Somewhere In Time

"Movie Magazine International" Review -- Air Date: Week Of 6/7/95

By Monica Sullivan


It may seem strange to hear a life-long commentator on film say this, but the fact is that many movie reviewers are odd ducks, indeed. Sometimes, they eat with their mouths OPEN. Sometimes, they NEVER clean their rooms. Sometimes, they use all those movie passes to jazz up their social lives. If you enjoy reading or listening to them, great, but don't let complete strangers intimidate you into making a judgment about a movie before you get a chance to form your own. Case in point: "Somewhere In Time" starring Christopher Reeve, Jane Seymour and Christopher Plummer.

Since this Technicolour fantasy was released by Universal fifteen years ago, I doubt that I've read a single positive review of Richard Matheson's adaptation of his well-regarded novel directed by Jeannot Szwarc. On the other hand, the folks who pay to rent it on video watch it compulsively and consider it one of their very favourite movies. Every few years, I check it out again, wondering if I was in a cloud when I saw it in 1980 and 1985 and 1990 & every time I'm swept right back into Matheson's fanciful blend of time travel and romance.

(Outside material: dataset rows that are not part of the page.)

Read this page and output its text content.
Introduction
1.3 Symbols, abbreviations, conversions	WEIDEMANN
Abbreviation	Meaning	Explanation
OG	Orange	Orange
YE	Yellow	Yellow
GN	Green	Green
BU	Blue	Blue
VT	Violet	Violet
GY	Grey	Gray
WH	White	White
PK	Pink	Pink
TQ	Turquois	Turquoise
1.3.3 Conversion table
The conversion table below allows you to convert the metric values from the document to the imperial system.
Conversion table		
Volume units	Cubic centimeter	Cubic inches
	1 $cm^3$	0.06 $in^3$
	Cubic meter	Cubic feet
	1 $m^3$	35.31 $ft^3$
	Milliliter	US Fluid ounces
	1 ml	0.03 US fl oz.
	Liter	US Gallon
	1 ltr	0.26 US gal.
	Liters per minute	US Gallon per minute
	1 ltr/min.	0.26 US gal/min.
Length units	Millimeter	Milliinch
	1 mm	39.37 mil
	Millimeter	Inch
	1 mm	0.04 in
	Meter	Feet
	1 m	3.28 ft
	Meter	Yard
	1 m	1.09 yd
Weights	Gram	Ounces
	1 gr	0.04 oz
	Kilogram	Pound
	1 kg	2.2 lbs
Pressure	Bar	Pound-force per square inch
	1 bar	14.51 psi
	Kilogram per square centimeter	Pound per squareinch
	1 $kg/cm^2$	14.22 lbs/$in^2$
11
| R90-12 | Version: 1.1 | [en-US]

So what is it about this film that attracts both scorn and affection from its audiences? Take a look at the year it was made: harsh realism drew the highest marks from critics of that time: the dysfunctional families in "Ordinary People" and "Coal Miner's Daughter". And Raging Bull" and "Elephant Man" were so visually disturbing that they were shot entirely in black-and white. Then there was "Somewhere in Time" a soft-focus romance that could easily have been made in another era. No lavish special effects. No implausible encounters with President Taft or King George V. Just a basic fairy tale love story between a playwright and an actress who were born sixty years apart.

Imagine the same critics who groaned at its sheer simplicity running out for popcorn during the movie love scenes they saw at kiddie matinees. Christopher Reeve's youthful awkwardness, Jane Seymour's reined-in vulnerability & Christopher Plummer's uptight tenacity were right for the story but wrong, apparently, for 1980. You have to believe in wanting someone as much as these characters do in order for "Somewhere In Time" to work. Leave the cynicism for the films, like "Disclosure", that deserve it and give "Somewhere In Time" another chance.